As for the person at Aenta/Coventry telling them they just need to write a letter, I highly doubt it. I had a client who changed banks and called Aetna direct to change her payment method to quarterly (this is for the old CLI Med Supp). They started trying to get her to switch from Plan F to Plan G (she had to go with F because it was a GI case and can't qualify medically). She told them she would call me to discuss. They never mentioned that she would have to answer health questions. She didn't ask, but she was under the impression switching plans was just a formality. I explained that she would indeed have to answer the health questions and to appease her we submitted an app electronically and she was declined. While she was upset that she didn't get the lower premium plan, she appreciated me always being honest with her.

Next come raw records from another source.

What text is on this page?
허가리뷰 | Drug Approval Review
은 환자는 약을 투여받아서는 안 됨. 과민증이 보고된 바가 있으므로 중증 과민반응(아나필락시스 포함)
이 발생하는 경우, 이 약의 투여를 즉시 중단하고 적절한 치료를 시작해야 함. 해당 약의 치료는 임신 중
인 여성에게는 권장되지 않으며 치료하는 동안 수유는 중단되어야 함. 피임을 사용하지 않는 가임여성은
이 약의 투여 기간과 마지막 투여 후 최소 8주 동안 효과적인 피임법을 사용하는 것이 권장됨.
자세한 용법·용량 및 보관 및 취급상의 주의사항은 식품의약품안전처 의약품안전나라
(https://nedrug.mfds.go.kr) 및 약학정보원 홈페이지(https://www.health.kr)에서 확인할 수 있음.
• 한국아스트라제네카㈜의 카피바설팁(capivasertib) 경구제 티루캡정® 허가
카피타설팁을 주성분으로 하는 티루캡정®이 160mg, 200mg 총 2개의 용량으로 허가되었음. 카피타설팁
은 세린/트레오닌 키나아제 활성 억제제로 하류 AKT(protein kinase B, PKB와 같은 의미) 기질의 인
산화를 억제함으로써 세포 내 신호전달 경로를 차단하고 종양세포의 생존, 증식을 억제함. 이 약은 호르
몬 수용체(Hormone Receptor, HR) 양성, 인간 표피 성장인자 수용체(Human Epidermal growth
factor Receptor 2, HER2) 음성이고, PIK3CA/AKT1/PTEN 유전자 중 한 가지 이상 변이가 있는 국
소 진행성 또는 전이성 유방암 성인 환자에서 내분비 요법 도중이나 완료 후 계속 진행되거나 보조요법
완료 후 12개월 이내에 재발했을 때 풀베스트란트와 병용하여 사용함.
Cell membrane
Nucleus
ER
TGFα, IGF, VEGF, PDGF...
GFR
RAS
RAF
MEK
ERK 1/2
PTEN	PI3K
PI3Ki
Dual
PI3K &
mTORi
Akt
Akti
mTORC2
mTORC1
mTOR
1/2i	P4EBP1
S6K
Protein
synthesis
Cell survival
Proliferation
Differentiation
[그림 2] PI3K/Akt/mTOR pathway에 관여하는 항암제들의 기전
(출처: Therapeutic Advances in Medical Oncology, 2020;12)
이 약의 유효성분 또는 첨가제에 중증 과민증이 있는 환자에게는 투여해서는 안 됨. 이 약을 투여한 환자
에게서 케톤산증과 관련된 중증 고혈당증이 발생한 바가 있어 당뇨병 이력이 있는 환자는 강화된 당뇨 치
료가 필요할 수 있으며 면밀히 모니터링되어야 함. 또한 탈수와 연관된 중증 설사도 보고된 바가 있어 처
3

The point of that is, these CSR's or sales reps within the company aren't always as knowledgeable as they should be. I know that's a surprise to you Bob.
 
Wow...and I thought I got all the weird ones.

I have never ever seen marriage as a qualifying event to change an MA plan. I went back and looked at the CMS web site

Medicare.gov

and then checked a few other sources...

healthpocket.com/medicare/special-enrollment-period

and no where is there an SEP for marriage.


Tell your client to get a new attorney
 
She's not my client, and probably won't ever be.

I told her to get her plan from the people who said she could do it.
 
I've heard a few weird ones before ( like switching Supplement with advanced cancer) where they say their agent or another agent can do it.

My question to them has always been if that's the case then Why are you online looking for help now??